Смеркается. Заря за окнами еще догорает где‑то далеко — далеко, за лесом. Поздний бледно — жесткий свет незаметно стал дымчато — сизым, мягким, потом еще пушисто — синеватее, наконец, становится бархатно — синим, глубоким, неслышным, как небо, заглядывающее в библиотеку сквозь стекла рам. Там, у окон, и пол отражает синеву и бревенчатые стены — все синее, ласково — задумчивое. Сумерки надвигаются из сеней, ютятся по углам, не смеют вылезти на середину избы, не пришло еще ихнее время. Зато у ребят в кути скоро становится совсем темно и как будто теплее.
Пора бы зажигать лампу — молнию, но хозяин ее занят важным разговором, самовольничать не полагается, могут прогнать из библиотеки. К тому же керосина в лампе, наверное, мало, учитель бережет добро, — керосин из школьных запасов, они не велики, сторожиха Аграфена ругается, дрожит над каждой бутылкой. Да и хорошо еще видать раскрашенных весенними сумерками мужиков, баб, деда и учителя, — для беседы света вполне достаточно.

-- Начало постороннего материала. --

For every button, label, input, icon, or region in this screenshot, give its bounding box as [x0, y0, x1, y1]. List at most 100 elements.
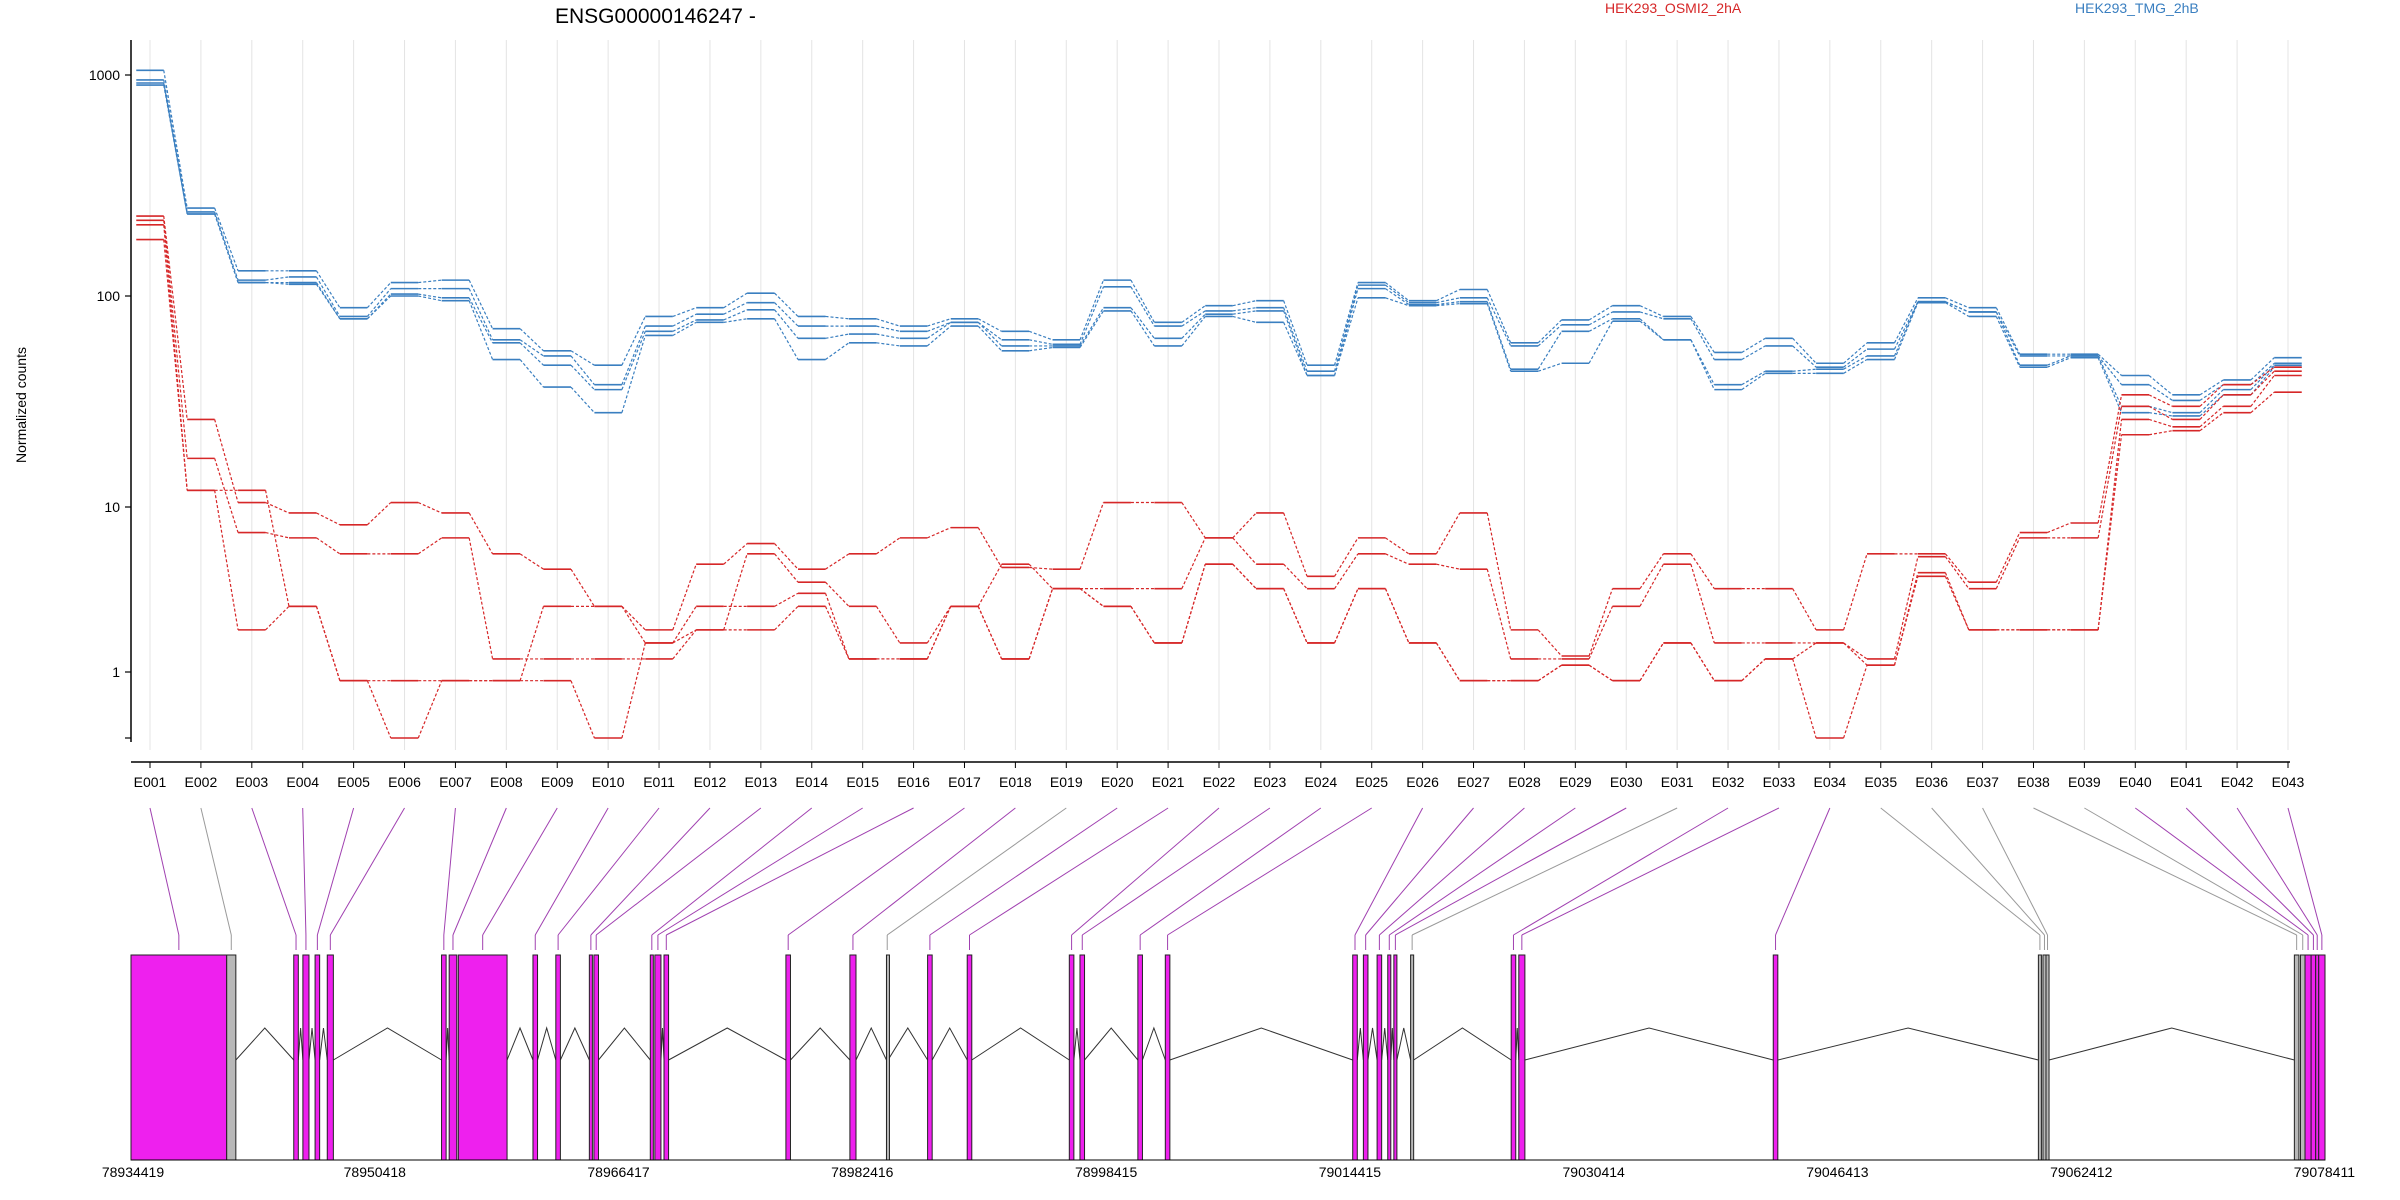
x-tick-label: E038 — [2017, 774, 2050, 790]
series-step — [876, 333, 900, 339]
series-step — [1537, 331, 1563, 370]
x-tick-label: E032 — [1712, 774, 1745, 790]
series-step — [723, 318, 748, 323]
x-tick-label: E019 — [1050, 774, 1083, 790]
series-step — [1588, 588, 1614, 657]
series-step — [1436, 563, 1460, 570]
series-step — [2148, 405, 2173, 414]
series-step — [621, 316, 646, 366]
series-step — [315, 606, 341, 681]
intron-line — [559, 1026, 590, 1061]
series-step — [418, 295, 442, 302]
series-step — [1945, 302, 1970, 317]
series-step — [723, 543, 748, 565]
series-step — [1435, 512, 1461, 555]
series-step — [1385, 282, 1410, 302]
series-step — [1181, 316, 1206, 347]
series-step — [1995, 537, 2021, 589]
exon-connector — [886, 807, 1067, 936]
series-step — [2199, 394, 2224, 417]
genome-coordinate-label: 78982416 — [831, 1164, 894, 1180]
series-step — [926, 325, 952, 347]
y-tick-label: 10 — [104, 499, 120, 515]
exon-box — [1772, 954, 1779, 1161]
series-step — [519, 328, 544, 352]
series-step — [926, 606, 952, 660]
series-step — [2250, 375, 2275, 407]
series-step — [265, 501, 290, 514]
series-step — [1945, 297, 1970, 309]
intron-line — [319, 1027, 328, 1061]
exon-box — [2304, 954, 2312, 1161]
x-tick-label: E008 — [490, 774, 523, 790]
exon-connector — [1379, 807, 1525, 936]
series-step — [1232, 537, 1257, 565]
x-tick-label: E017 — [948, 774, 981, 790]
series-step — [1893, 301, 1919, 350]
series-step — [824, 606, 850, 660]
genome-coordinate-label: 79046413 — [1806, 1164, 1869, 1180]
exon-connector — [1513, 807, 1729, 936]
series-step — [1792, 588, 1817, 631]
series-step — [1486, 301, 1512, 370]
series-step — [2148, 394, 2173, 407]
series-step — [723, 553, 748, 631]
series-step — [723, 292, 748, 309]
series-step — [1181, 537, 1206, 589]
intron-line — [2048, 1027, 2295, 1061]
series-step — [1944, 553, 1970, 583]
series-step — [1079, 588, 1104, 607]
exon-box — [2045, 954, 2050, 1161]
exon-box — [555, 954, 561, 1161]
x-tick-label: E011 — [643, 774, 675, 790]
series-step — [672, 629, 697, 660]
series-step — [1843, 642, 1868, 660]
exon-box — [1137, 954, 1143, 1161]
series-step — [977, 527, 1003, 568]
y-tick-label: 1000 — [89, 67, 120, 83]
series-step — [163, 85, 188, 215]
x-tick-label: E036 — [1915, 774, 1948, 790]
exon-box — [849, 954, 857, 1161]
series-step — [1130, 606, 1155, 644]
series-step — [1639, 318, 1664, 341]
exon-box — [1518, 954, 1526, 1161]
series-step — [468, 300, 494, 360]
series-step — [1385, 284, 1410, 304]
series-step — [1232, 300, 1257, 307]
series-step — [1588, 664, 1613, 682]
series-step — [1893, 302, 1919, 360]
intron-line — [1367, 1027, 1378, 1061]
series-step — [723, 302, 748, 315]
series-step — [2199, 405, 2224, 428]
exon-box — [927, 954, 933, 1161]
exon-box — [1164, 954, 1171, 1161]
series-step — [1588, 305, 1613, 321]
x-tick-label: E010 — [592, 774, 625, 790]
series-step — [2250, 370, 2275, 396]
series-step — [927, 527, 951, 539]
series-step — [316, 512, 341, 526]
intron-line — [537, 1026, 557, 1061]
x-tick-label: E001 — [134, 774, 167, 790]
series-step — [977, 606, 1003, 660]
series-step — [570, 350, 595, 366]
exon-connector — [852, 807, 1016, 936]
series-HEK293_OSMI2_2hA — [136, 238, 2302, 739]
series-step — [417, 537, 443, 555]
intron-line — [333, 1027, 442, 1061]
series-step — [1486, 512, 1512, 630]
series-step — [468, 279, 494, 329]
exon-box — [226, 954, 237, 1161]
series-step — [1843, 664, 1868, 739]
exon-box — [302, 954, 310, 1161]
series-step — [1385, 297, 1410, 307]
series-step — [163, 70, 188, 209]
series-step — [1130, 286, 1155, 327]
exon-box — [1362, 954, 1369, 1161]
x-tick-label: E030 — [1610, 774, 1643, 790]
series-step — [2046, 355, 2071, 366]
series-step — [418, 293, 442, 299]
series-step — [366, 295, 392, 320]
x-tick-label: E020 — [1101, 774, 1134, 790]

Сиреневые мужики посиживают на скамьях у длинного стола, бросив курить, насторожась, облокотясь на прочитанные газеты. Поднебесные, с дальней, слабой зарей на щеках мамки освободили‑таки подоконники, догадались, что светлей станет в избе, подошли ближе к шкафу и замерли: им и совестно слушать, грешно так говорить о боге, и уйти не могут, — интересно, как и ребятам, что скажет учитель, кто кого переспорит. Василий Апостол прежде всегда одерживал верх, о чем бы церковном ни говорили, и кулаками мастер был себе подсоблять во хмелю, не каждый к нему и сунется. А нынче его не поймешь, даже страшно: и молится, и ругается, и еще больше молчит, таит что‑то про себя. Верно, мамки это заметили, не одни ребята, и чего‑то ждут, точно боятся за дедка, поэтому, может, и не уходят, хотя коровы недоеные загнаны на дворы и давно пора ужинать, укладывать маленьких спать. Поглядеть на них, бирюзовых, с зарей, — все дела у мамок давно приделаны, можно посумерничать минуточку, отдохнуть, послушать, чего говорят люди, — вот какие ноне мамки любопытные, дотошные, всему удивляются, не могут привыкнуть к новому.